Retour au présent. Le gouvernement du Québec vient effectivement d’annoncer l’élargissement de la consigne à tous les contenants de boissons. Une décision attendue et saluée dans l’ensemble. Pour la justifier, le gouvernement nous a rappelé un chiffre qui donne le vertige : il se vend plus de 1 milliard de bouteilles d’eau chaque année au Québec, de quoi faire six fois le tour de la planète en passant par l’équateur.

Mais quelles seront les prochaines étapes ? Car même si l’objectif visé est d’augmenter le taux de collecte pour éviter que ces bouteilles ne se retrouvent au dépotoir, aucune législation n’oblige pour l’instant les embouteilleurs à utiliser du plastique recyclé dans la fabrication de leurs contenants.

Et cette absence de débouché est l’une des causes de la crise de recyclage qui secoue Montréal et de nombreuses autres villes canadiennes.

Il est permis de se demander si la solution ne serait pas ailleurs. Car ne voir le problème du plastique que sous l’angle de la gestion des déchets nous fait peut-être oublier un enjeu de taille : la surproduction.

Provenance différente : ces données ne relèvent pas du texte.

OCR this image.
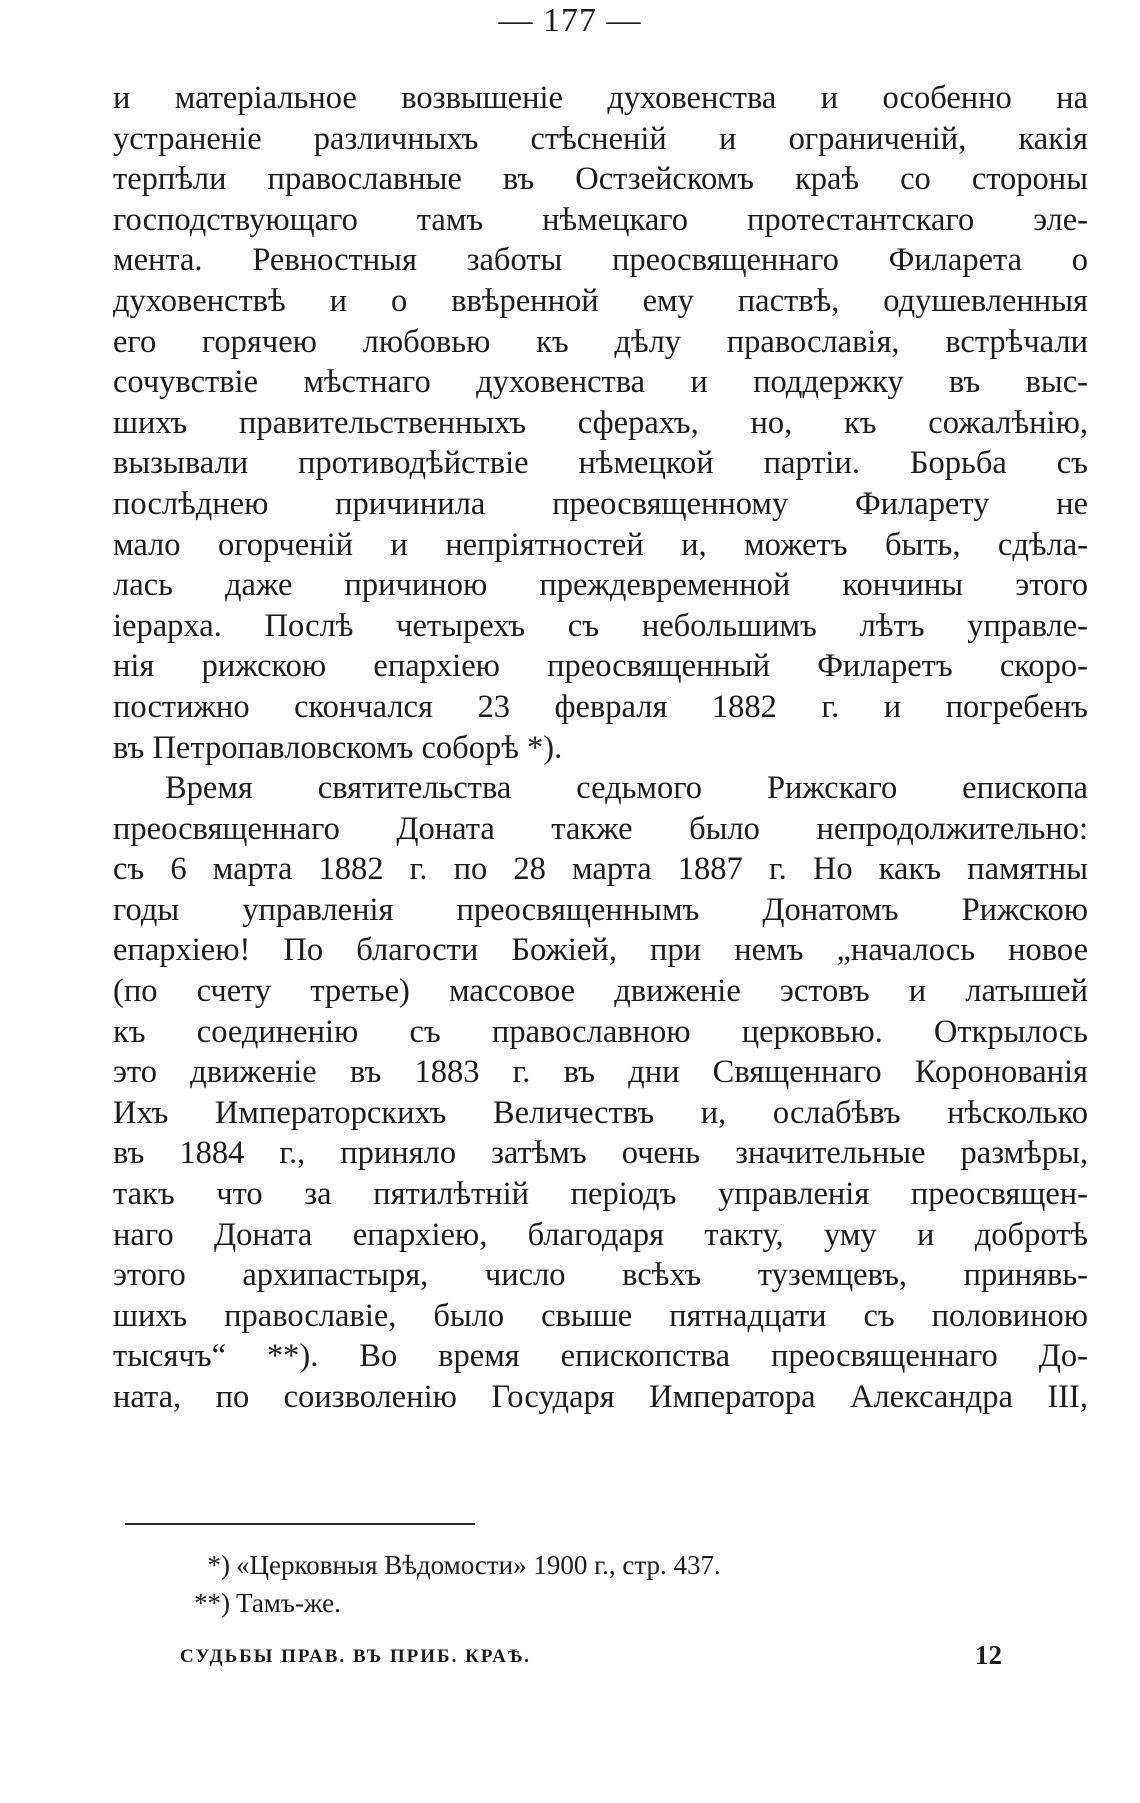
— 177 —
и матеріальное возвышеніе духовенства и особенно на
устраненіе различныхъ стѣсненій и ограниченій, какія
терпѣли православные въ Остзейскомъ краѣ со стороны
господствующаго тамъ нѣмецкаго протестантскаго эле-
мента. Ревностныя заботы преосвященнаго Филарета о
духовенствѣ и о ввѣренной ему паствѣ, одушевленныя
его горячею любовью къ дѣлу православія, встрѣчали
сочувствіе мѣстнаго духовенства и поддержку въ выс-
шихъ правительственныхъ сферахъ, но, къ сожалѣнію,
вызывали противодѣйствіе нѣмецкой партіи. Борьба съ
послѣднею причинила преосвященному Филарету не
мало огорченій и непріятностей и, можетъ быть, сдѣла-
лась даже причиною преждевременной кончины этого
іерарха. Послѣ четырехъ съ небольшимъ лѣтъ управле-
нія рижскою епархіею преосвященный Филаретъ скоро-
постижно скончался 23 февраля 1882 г. и погребенъ
въ Петропавловскомъ соборѣ *).
Время святительства седьмого Рижскаго епископа
преосвященнаго Доната также было непродолжительно:
съ 6 марта 1882 г. по 28 марта 1887 г. Но какъ памятны
годы управленія преосвященнымъ Донатомъ Рижскою
епархіею! По благости Божіей, при немъ „началось новое
(по счету третье) массовое движеніе эстовъ и латышей
къ соединенію съ православною церковью. Открылось
это движеніе въ 1883 г. въ дни Священнаго Коронованія
Ихъ Императорскихъ Величествъ и, ослабѣвъ нѣсколько
въ 1884 г., приняло затѣмъ очень значительные размѣры,
такъ что за пятилѣтній періодъ управленія преосвящен-
наго Доната епархіею, благодаря такту, уму и добротѣ
этого архипастыря, число всѣхъ туземцевъ, принявь-
шихъ православіе, было свыше пятнадцати съ половиною
тысячъ“ **). Во время епископства преосвященнаго До-
ната, по соизволенію Государя Императора Александра III,
*) «Церковныя Вѣдомости» 1900 г., стр. 437.
**) Тамъ-же.
СУДЬБЫ ПРАВ. ВЪ ПРИБ. КРАѢ.	12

De 60 millions de tonnes de plastique produites en 1980, le monde est passé à 265 en 2010, puis à 348 millions de tonnes en 2017. De cette production astronomique, 40 % serait consacrée à la fabrication d’emballages jetables. Difficile de croire que l’industrie du recyclage puisse venir à bout d’une croissance aussi exponentielle. Cette utopie est pourtant la solution privilégiée par nos gouvernements ainsi que par l’industrie qui propose pour répondre à la crise de pollution plastique de remplacer les emballages plastiques par des emballages plastiques « recyclables ».

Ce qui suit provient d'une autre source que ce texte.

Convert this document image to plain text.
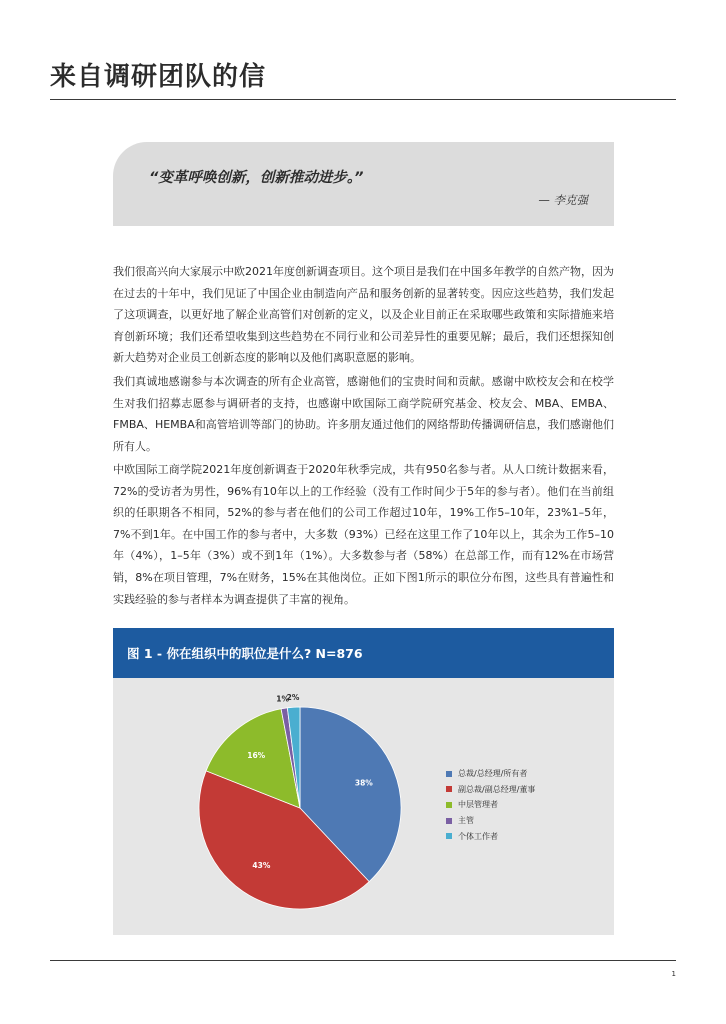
来自调研团队的信
“变革呼唤创新，创新推动进步。”
— 李克强

我们很高兴向大家展示中欧2021年度创新调查项目。这个项目是我们在中国多年教学的自然产物，因为在过去的十年中，我们见证了中国企业由制造向产品和服务创新的显著转变。因应这些趋势，我们发起了这项调查，以更好地了解企业高管们对创新的定义，以及企业目前正在采取哪些政策和实际措施来培育创新环境；我们还希望收集到这些趋势在不同行业和公司差异性的重要见解；最后，我们还想探知创新大趋势对企业员工创新态度的影响以及他们离职意愿的影响。

我们真诚地感谢参与本次调查的所有企业高管，感谢他们的宝贵时间和贡献。感谢中欧校友会和在校学生对我们招募志愿参与调研者的支持，也感谢中欧国际工商学院研究基金、校友会、MBA、EMBA、FMBA、HEMBA和高管培训等部门的协助。许多朋友通过他们的网络帮助传播调研信息，我们感谢他们所有人。

中欧国际工商学院2021年度创新调查于2020年秋季完成，共有950名参与者。从人口统计数据来看，72%的受访者为男性，96%有10年以上的工作经验（没有工作时间少于5年的参与者）。他们在当前组织的任职期各不相同，52%的参与者在他们的公司工作超过10年，19%工作5–10年，23%1–5年， 7%不到1年。在中国工作的参与者中，大多数（93%）已经在这里工作了10年以上，其余为工作5–10年（4%），1–5年（3%）或不到1年（1%）。大多数参与者（58%）在总部工作，而有12%在市场营销，8%在项目管理，7%在财务，15%在其他岗位。正如下图1所示的职位分布图，这些具有普遍性和实践经验的参与者样本为调查提供了丰富的视角。

图 1 - 你在组织中的职位是什么? N=876
38%
43%
16%
1%
2%
总裁/总经理/所有者
副总裁/副总经理/董事
中层管理者
主管
个体工作者
1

Délaisser le jetable pour le réutilisable

Heureusement, consommateurs et commerçants sont de plus en plus nombreux à se tourner spontanément vers des solutions que l’industrie a jusqu’à maintenant ignorées : délaisser le jetable au profit du réutilisable. À travers la conception d’emballages réutilisables et de systèmes de recharge innovants, ou tout simplement axés sur la simplicité et le bon sens, les petites entreprises montrent plus d’imagination, d’ambition et de volonté à lutter à la source contre la pollution plastique que nos responsables politiques.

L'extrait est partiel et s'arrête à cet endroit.